Monday, Nov. 06, 1950

How to Make a Buck

For building the Government's $350 million Hanford plutonium plant during World War II, Du Pont agreed to a fee of $1. But it took Du Pont a long time to collect. Only last month did the Government pay off (because it took so long to terminate the contract). Last week Du Pont announced that it had signed up with the Atomic Energy Commission to make another dollar, this time by building the hydrogen bomb plant.

In a letter to Du Pont's 122,000 stockholders, President Crawford Greenewalt referred to the new project merely as "new production facilities for atomic materials." In addition to the $1 fee, Du Pont agreed to the same terms as those for Hanford (now operated by General Electric Co.). The Government will pay all costs, including the salaries of Du Pont personnel assigned to the project, and Du Pont will turn over to the U.S. all patents and discoveries arising from the project. The site of the new atomic city has not been selected, but a decision is expected shortly.

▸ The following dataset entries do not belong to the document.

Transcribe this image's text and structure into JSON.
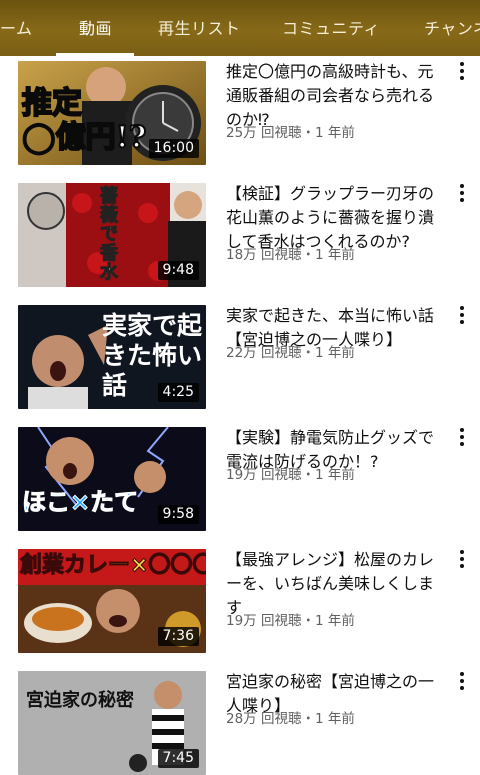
{
  "tabs": [
    {
      "label": "ーム"
    },
    {
      "label": "動画"
    },
    {
      "label": "再生リスト"
    },
    {
      "label": "コミュニティ"
    },
    {
      "label": "チャンネ"
    }
  ],
  "videos": [
    {
      "title": "推定〇億円の高級時計も、元通販番組の司会者なら売れるのか⁉",
      "meta": "25万 回視聴・1 年前",
      "duration": "16:00",
      "thumb_text": "推定\n◯億円!?"
    },
    {
      "title": "【検証】グラップラー刃牙の花山薫のように薔薇を握り潰して香水はつくれるのか?",
      "meta": "18万 回視聴・1 年前",
      "duration": "9:48",
      "thumb_text": "薔薇で香水"
    },
    {
      "title": "実家で起きた、本当に怖い話【宮迫博之の一人喋り】",
      "meta": "22万 回視聴・1 年前",
      "duration": "4:25",
      "thumb_text": "実家で起きた怖い話"
    },
    {
      "title": "【実験】静電気防止グッズで電流は防げるのか！?",
      "meta": "19万 回視聴・1 年前",
      "duration": "9:58",
      "thumb_text": "ほこ×たて"
    },
    {
      "title": "【最強アレンジ】松屋のカレーを、いちばん美味しくします",
      "meta": "19万 回視聴・1 年前",
      "duration": "7:36",
      "thumb_text": "創業カレー×〇〇〇"
    },
    {
      "title": "宮迫家の秘密【宮迫博之の一人喋り】",
      "meta": "28万 回視聴・1 年前",
      "duration": "7:45",
      "thumb_text": "宮迫家の秘密"
    }
  ],
  "colors": {
    "header": "#7a5e14",
    "title_text": "#0f0f0f",
    "meta_text": "#606060"
  }
}
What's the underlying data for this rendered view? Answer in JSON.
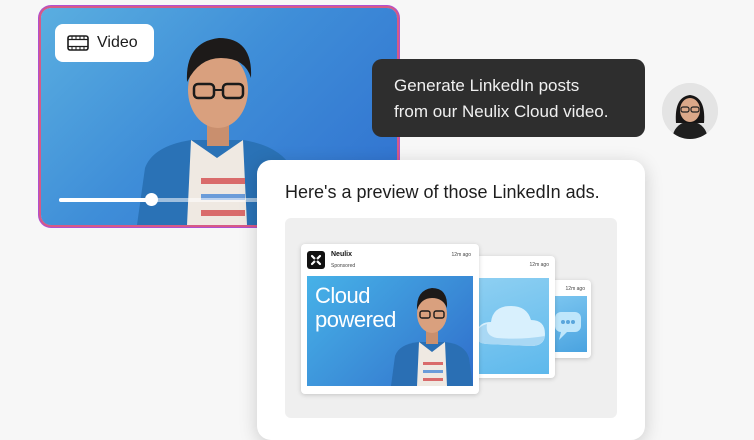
{
  "video_card": {
    "chip_label": "Video",
    "chip_icon": "film-icon",
    "progress_fraction": 0.46,
    "gradient_colors": [
      "#5aaee0",
      "#2f6fcf"
    ],
    "border_colors": [
      "#d75a86",
      "#b04fd0"
    ]
  },
  "prompt": {
    "line1": "Generate LinkedIn posts",
    "line2": "from our Neulix Cloud video."
  },
  "response": {
    "title": "Here's a preview of those LinkedIn ads.",
    "ads": [
      {
        "brand": "Neulix",
        "sponsored": "Sponsored",
        "time": "12m ago",
        "headline_line1": "Cloud",
        "headline_line2": "powered"
      },
      {
        "time": "12m ago"
      },
      {
        "time": "12m ago"
      }
    ]
  }
}
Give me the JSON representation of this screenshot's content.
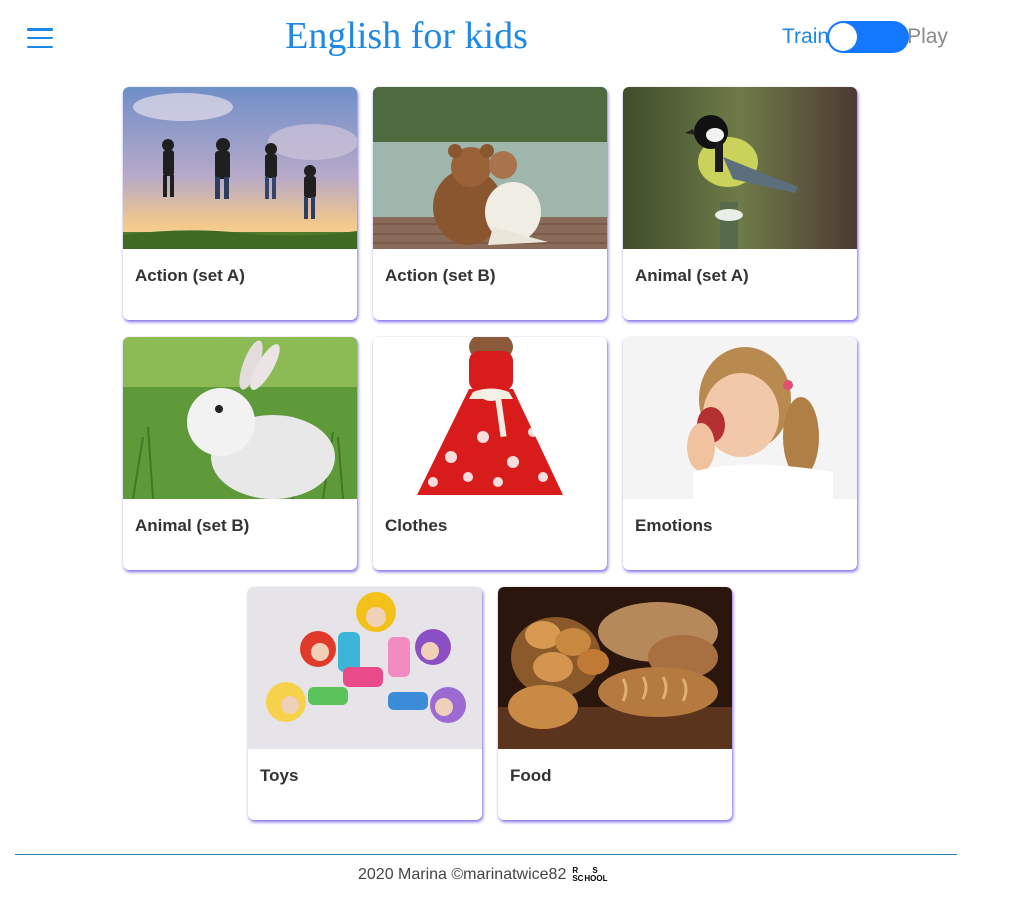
{
  "header": {
    "title": "English for kids",
    "mode_train": "Train",
    "mode_play": "Play"
  },
  "categories": [
    {
      "label": "Action (set A)",
      "icon": "kids-jumping-photo"
    },
    {
      "label": "Action (set B)",
      "icon": "teddy-bear-photo"
    },
    {
      "label": "Animal (set A)",
      "icon": "bird-photo"
    },
    {
      "label": "Animal (set B)",
      "icon": "rabbit-photo"
    },
    {
      "label": "Clothes",
      "icon": "red-dress-photo"
    },
    {
      "label": "Emotions",
      "icon": "yawning-girl-photo"
    },
    {
      "label": "Toys",
      "icon": "knitted-dolls-photo"
    },
    {
      "label": "Food",
      "icon": "bread-photo"
    }
  ],
  "footer": {
    "text": "2020 Marina ©marinatwice82",
    "logo_text": "RS SCHOOL"
  },
  "colors": {
    "accent": "#1e88e5",
    "switch": "#1478ff",
    "card_shadow": "#5a3ce6"
  }
}
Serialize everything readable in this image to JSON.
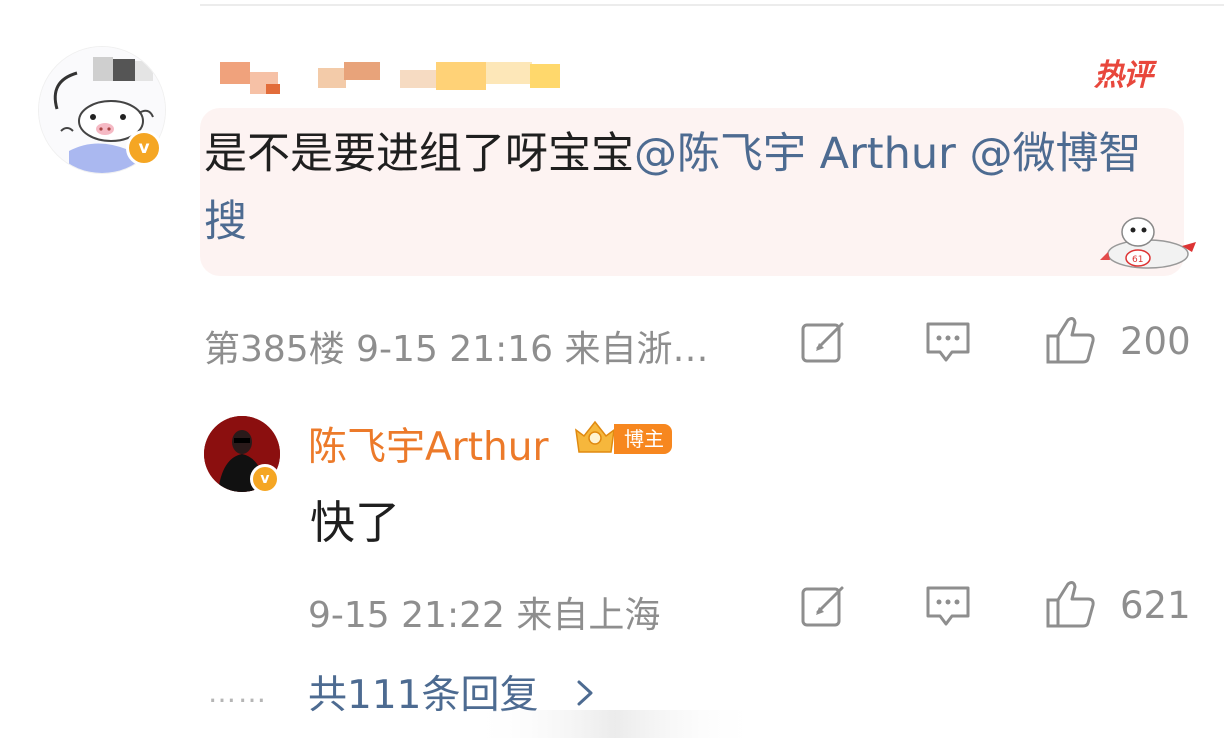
{
  "post": {
    "hot_tag": "热评",
    "content_prefix": "是不是要进组了呀宝宝",
    "mention_1": "@陈飞宇 Arthur",
    "mention_2": "@微博智搜",
    "floor_meta": "第385楼  9-15 21:16  来自浙…",
    "like_count": "200"
  },
  "reply": {
    "author": "陈飞宇Arthur",
    "author_badge": "博主",
    "text": "快了",
    "meta": "9-15 21:22  来自上海",
    "like_count": "621"
  },
  "replies_link": {
    "dots": "……",
    "label": "共111条回复"
  },
  "icons": {
    "avatar_verified": "v-badge",
    "repost": "repost-icon",
    "comment": "comment-icon",
    "like": "thumbs-up-icon",
    "chevron": "chevron-right-icon"
  },
  "colors": {
    "mention": "#4d6b91",
    "author_orange": "#ec7a2a",
    "hot_red": "#e8473c",
    "bubble_bg": "#fdf3f2",
    "meta_gray": "#8e8e8e"
  }
}
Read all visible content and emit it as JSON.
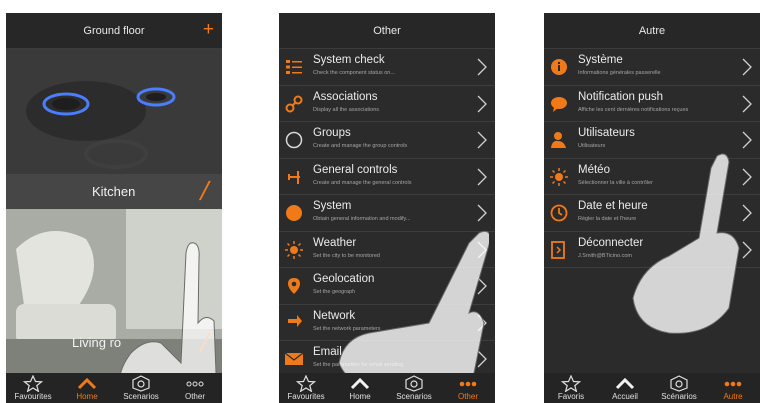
{
  "screens": [
    {
      "title": "Ground floor",
      "add_icon": "plus-icon",
      "rooms": [
        {
          "name": "Kitchen"
        },
        {
          "name": "Living ro"
        }
      ],
      "tabs": [
        {
          "label": "Favourites",
          "icon": "star-icon",
          "active": false
        },
        {
          "label": "Home",
          "icon": "home-icon",
          "active": true
        },
        {
          "label": "Scenarios",
          "icon": "scenario-icon",
          "active": false
        },
        {
          "label": "Other",
          "icon": "more-icon",
          "active": false
        }
      ]
    },
    {
      "title": "Other",
      "items": [
        {
          "label": "System check",
          "sub": "Check the component status on...",
          "icon": "list-icon"
        },
        {
          "label": "Associations",
          "sub": "Display all the associations",
          "icon": "link-icon"
        },
        {
          "label": "Groups",
          "sub": "Create and manage the group controls",
          "icon": "circle-icon"
        },
        {
          "label": "General controls",
          "sub": "Create and manage the general controls",
          "icon": "controls-icon"
        },
        {
          "label": "System",
          "sub": "Obtain general information and modify...",
          "icon": "info-icon"
        },
        {
          "label": "Weather",
          "sub": "Set the city to be monitored",
          "icon": "sun-icon"
        },
        {
          "label": "Geolocation",
          "sub": "Set the geograph",
          "icon": "pin-icon"
        },
        {
          "label": "Network",
          "sub": "Set the network parameters",
          "icon": "network-icon"
        },
        {
          "label": "Email",
          "sub": "Set the parameters for email sending",
          "icon": "mail-icon"
        }
      ],
      "tabs": [
        {
          "label": "Favourites",
          "icon": "star-icon",
          "active": false
        },
        {
          "label": "Home",
          "icon": "home-icon",
          "active": false
        },
        {
          "label": "Scenarios",
          "icon": "scenario-icon",
          "active": false
        },
        {
          "label": "Other",
          "icon": "more-icon",
          "active": true
        }
      ]
    },
    {
      "title": "Autre",
      "items": [
        {
          "label": "Système",
          "sub": "Informations générales passerelle",
          "icon": "info-icon"
        },
        {
          "label": "Notification push",
          "sub": "Affiche les cent dernières notifications reçues",
          "icon": "chat-icon"
        },
        {
          "label": "Utilisateurs",
          "sub": "Utilisateurs",
          "icon": "user-icon"
        },
        {
          "label": "Météo",
          "sub": "Sélectionner la ville à contrôler",
          "icon": "sun-icon"
        },
        {
          "label": "Date et heure",
          "sub": "Régler la date et l'heure",
          "icon": "clock-icon"
        },
        {
          "label": "Déconnecter",
          "sub": "J.Smith@BTicino.com",
          "icon": "logout-icon"
        }
      ],
      "tabs": [
        {
          "label": "Favoris",
          "icon": "star-icon",
          "active": false
        },
        {
          "label": "Accueil",
          "icon": "home-icon",
          "active": false
        },
        {
          "label": "Scénarios",
          "icon": "scenario-icon",
          "active": false
        },
        {
          "label": "Autre",
          "icon": "more-icon",
          "active": true
        }
      ]
    }
  ],
  "colors": {
    "accent": "#f07a1a",
    "background": "#2b2b2b",
    "text": "#ececec"
  }
}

President Greenewalt, one of the key men in the Hanford project, flatly said that Du Pont had not wanted to take on the new job. It had done so only "upon assurances from highest governmental sources that the project is of vital importance" to the U.S. The reasons for Du Pont's reluctance were plain. It did not want to risk having the "merchant of death" tag pinned on it again. Nor did it have any desire to hand more ammunition to Fair Deal trustbusters who have filed three suits attempting to break up the Du Pont organization. Last week the New York Times's Pundit Arthur Krock scored the paradoxical Government policy of trying to make Du Pont bigger and smaller at the same time. Wrote he: "When the Government needs skills and organizations to do big jobs, especially in the area of security, it must call upon those which often at the same time it is attempting to disperse by antitrust prosecutions. The instance of the Du Pont company is striking . . . This is the two-policy anomaly of recent Democratic Administrations which steadily attempt to break up the facilities on which they must depend in a crisis."